On 30/04/20 08:44, Vincent Guittot wrote:
> On Thu, 30 Apr 2020 at 01:13, Valentin Schneider
> <valentin.schneider@....com> wrote:
>>
>>
>> On 28/04/20 06:02, Scott Wood wrote:
>> > These patches mitigate latency caused by newidle_balance() on large
>> > systems, by enabling interrupts when the lock is dropped, and exiting
>> > early at various points if an RT task is runnable on the current CPU.
>> >
>> > When applied to an RT kernel on a 72-core machine (2 threads per core), I
>> > saw significant reductions in latency as reported by rteval -- from
>> > over 500us to around 160us with hyperthreading disabled, and from
>> > over 1400us to around 380us with hyperthreading enabled.
>> >
>> > This isn't the first time something like this has been tried:
>> > https://lore.kernel.org/lkml/20121222003019.433916240@goodmis.org/
>> > That attempt ended up being reverted:
>> > https://lore.kernel.org/lkml/5122CD9C.9070702@oracle.com/
>> >
>> > The problem in that case was the failure to keep BH disabled, and the
>> > difficulty of fixing that when called from the post_schedule() hook.
>> > This patchset uses finish_task_switch() to call newidle_balance(), which
>> > enters in non-atomic context so we have full control over what we disable
>> > and when.
>> >
>> > There was a note at the end about wanting further discussion on the matter --
>> > does anyone remember if that ever happened and what the conclusion was?
>> > Are there any other issues with enabling interrupts here and/or moving
>> > the newidle_balance() call?
>> >
>>
>> Random thought that just occurred to me; in the grand scheme of things,
>> with something in the same spirit as task-stealing (i.e. don't bother with
>> a full fledged balance at newidle, just pick one spare task somewhere),
>> none of this would be required.
>
> newly idle load balance already stops after picking 1 task

Mph, I had already forgotten your changes there.

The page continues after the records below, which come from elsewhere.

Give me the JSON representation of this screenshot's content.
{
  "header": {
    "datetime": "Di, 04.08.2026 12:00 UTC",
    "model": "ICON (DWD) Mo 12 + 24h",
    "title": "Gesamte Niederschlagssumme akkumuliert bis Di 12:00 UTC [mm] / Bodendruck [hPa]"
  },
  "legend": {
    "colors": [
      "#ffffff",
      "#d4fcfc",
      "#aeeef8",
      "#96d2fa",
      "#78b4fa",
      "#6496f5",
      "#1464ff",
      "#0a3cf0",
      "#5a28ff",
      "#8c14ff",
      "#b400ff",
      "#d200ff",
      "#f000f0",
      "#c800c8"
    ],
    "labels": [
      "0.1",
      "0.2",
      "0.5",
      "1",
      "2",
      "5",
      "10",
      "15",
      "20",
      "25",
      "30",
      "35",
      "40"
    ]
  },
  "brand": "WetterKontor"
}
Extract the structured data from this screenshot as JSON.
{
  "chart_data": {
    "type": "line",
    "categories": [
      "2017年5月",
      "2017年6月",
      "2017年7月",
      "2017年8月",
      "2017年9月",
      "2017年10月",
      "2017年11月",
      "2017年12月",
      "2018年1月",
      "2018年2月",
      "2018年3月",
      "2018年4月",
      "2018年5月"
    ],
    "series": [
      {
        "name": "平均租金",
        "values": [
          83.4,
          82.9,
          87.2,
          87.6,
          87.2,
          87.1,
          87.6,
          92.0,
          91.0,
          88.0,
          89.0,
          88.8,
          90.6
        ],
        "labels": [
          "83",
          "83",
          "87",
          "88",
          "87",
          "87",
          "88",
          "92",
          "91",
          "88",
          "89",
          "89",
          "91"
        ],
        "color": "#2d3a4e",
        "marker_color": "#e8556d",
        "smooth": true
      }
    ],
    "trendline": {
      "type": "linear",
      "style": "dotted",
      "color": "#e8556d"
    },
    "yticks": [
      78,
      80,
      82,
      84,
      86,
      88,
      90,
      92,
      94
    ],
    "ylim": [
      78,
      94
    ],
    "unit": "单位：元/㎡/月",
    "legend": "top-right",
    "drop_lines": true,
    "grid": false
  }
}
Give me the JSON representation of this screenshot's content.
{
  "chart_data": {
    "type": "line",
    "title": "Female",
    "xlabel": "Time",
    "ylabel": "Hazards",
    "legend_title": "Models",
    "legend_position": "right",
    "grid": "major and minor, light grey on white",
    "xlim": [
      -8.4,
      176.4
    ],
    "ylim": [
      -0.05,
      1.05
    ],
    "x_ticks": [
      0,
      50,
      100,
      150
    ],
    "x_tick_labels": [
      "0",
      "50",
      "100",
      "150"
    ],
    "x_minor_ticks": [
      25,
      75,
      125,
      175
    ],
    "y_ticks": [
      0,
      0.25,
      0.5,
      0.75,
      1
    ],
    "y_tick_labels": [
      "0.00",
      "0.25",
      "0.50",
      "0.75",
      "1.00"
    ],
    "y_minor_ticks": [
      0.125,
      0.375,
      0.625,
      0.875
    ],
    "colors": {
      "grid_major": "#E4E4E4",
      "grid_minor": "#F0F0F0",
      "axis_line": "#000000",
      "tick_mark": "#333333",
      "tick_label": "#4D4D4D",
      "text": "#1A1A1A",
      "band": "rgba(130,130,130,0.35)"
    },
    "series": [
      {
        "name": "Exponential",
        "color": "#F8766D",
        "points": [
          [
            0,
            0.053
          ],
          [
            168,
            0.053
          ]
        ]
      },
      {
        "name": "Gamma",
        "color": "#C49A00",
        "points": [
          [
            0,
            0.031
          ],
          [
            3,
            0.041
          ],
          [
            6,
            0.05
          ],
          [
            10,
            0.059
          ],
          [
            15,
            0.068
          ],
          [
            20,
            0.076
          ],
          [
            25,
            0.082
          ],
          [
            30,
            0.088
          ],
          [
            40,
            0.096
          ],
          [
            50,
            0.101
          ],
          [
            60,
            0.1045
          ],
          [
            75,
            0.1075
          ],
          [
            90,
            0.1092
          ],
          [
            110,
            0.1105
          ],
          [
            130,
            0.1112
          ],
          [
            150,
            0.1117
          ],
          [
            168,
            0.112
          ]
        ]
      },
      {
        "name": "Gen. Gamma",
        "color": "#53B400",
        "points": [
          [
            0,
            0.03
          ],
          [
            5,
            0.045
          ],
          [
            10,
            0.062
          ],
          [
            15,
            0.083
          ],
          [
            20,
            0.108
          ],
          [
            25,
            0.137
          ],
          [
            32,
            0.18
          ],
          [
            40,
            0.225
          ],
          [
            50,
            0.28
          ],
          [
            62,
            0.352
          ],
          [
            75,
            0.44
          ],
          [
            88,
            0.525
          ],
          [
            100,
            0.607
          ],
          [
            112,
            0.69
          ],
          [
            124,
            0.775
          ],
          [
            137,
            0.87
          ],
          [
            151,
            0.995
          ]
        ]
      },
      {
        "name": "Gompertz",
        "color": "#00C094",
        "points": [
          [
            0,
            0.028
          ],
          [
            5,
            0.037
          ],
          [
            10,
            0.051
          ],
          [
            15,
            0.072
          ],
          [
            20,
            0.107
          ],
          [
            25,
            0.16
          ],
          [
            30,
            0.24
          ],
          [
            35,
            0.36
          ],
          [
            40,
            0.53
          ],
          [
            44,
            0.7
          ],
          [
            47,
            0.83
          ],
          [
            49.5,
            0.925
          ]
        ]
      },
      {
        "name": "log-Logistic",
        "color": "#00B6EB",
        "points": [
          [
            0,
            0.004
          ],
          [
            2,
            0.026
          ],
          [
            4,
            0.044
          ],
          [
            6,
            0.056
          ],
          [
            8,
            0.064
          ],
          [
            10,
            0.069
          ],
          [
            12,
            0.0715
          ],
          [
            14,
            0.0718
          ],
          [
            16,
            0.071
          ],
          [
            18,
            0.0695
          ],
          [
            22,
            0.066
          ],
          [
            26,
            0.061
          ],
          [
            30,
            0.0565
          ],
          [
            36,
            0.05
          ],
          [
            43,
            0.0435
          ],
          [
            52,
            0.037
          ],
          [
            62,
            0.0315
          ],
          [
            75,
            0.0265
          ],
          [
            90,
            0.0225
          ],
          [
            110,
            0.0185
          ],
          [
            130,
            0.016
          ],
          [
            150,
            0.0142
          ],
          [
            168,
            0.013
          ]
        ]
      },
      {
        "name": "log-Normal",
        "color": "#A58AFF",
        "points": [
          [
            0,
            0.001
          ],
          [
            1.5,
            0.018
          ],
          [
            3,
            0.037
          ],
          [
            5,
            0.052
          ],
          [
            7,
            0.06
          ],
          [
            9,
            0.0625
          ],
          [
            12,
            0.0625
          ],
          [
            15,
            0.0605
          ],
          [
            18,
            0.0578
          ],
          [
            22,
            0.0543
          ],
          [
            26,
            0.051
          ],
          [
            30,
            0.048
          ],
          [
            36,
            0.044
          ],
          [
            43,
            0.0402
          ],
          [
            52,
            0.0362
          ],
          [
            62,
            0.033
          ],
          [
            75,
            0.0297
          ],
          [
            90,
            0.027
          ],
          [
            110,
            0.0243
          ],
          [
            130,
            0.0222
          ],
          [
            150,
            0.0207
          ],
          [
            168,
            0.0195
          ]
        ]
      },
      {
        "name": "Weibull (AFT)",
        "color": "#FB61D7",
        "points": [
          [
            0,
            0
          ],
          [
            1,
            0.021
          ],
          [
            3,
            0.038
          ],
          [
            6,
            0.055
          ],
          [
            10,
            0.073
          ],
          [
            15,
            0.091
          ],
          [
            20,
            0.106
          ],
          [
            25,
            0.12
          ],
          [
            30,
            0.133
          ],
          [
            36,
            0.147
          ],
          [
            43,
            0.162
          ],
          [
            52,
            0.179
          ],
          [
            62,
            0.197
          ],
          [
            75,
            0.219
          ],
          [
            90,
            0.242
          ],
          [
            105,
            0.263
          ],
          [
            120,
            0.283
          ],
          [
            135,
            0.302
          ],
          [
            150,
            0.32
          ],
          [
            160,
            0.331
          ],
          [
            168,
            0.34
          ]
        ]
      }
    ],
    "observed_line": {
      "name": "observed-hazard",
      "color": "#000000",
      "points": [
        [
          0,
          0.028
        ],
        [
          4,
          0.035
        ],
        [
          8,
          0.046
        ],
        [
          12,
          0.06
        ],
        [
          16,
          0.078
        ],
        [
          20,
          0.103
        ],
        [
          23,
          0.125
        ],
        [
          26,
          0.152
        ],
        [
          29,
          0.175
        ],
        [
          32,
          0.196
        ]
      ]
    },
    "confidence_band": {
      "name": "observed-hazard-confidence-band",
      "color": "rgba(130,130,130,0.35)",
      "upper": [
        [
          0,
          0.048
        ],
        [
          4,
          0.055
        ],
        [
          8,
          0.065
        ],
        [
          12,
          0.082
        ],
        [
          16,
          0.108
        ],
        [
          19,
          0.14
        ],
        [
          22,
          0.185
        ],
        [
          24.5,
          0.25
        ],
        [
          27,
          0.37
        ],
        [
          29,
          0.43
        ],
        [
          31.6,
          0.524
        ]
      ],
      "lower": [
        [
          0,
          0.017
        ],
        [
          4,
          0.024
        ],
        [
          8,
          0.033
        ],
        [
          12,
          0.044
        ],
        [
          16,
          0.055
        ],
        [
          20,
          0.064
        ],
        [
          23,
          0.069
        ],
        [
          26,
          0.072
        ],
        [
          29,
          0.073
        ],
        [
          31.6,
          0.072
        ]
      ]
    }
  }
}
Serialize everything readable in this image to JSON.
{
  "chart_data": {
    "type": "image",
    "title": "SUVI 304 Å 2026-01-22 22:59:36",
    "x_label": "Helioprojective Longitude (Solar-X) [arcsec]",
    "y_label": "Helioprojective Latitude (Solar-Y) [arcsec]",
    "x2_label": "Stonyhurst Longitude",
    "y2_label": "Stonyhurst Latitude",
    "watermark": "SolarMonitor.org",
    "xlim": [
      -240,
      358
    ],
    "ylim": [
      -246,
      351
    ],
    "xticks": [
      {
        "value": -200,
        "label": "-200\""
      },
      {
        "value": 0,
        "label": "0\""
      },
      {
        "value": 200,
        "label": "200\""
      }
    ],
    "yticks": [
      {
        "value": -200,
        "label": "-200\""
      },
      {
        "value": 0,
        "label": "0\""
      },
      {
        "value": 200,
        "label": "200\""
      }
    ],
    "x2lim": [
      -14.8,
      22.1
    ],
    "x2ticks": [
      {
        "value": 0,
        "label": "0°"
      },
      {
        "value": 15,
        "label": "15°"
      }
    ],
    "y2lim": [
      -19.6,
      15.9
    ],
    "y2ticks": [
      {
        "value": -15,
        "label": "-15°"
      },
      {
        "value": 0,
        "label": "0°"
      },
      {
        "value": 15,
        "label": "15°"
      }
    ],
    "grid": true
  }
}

Is that really always the
case for newidle? In e.g. the busiest->group_type == group_fully_busy case,
I think we can pull more than one task.

> Now if your proposal is to pick one random task on one random cpu, I'm
> clearly not sure that's a good idea
>

IIRC Steve's implementation was to "simply" pull one task from any CPU
within the LLC domain that had > 1 runnable tasks. I quite like this since
picking any one task is almost always better than switching to the idle
task, but it wasn't a complete newidle_balance() replacement just yet.

>
>>
>> Sadly I don't think anyone has been looking at it any recently.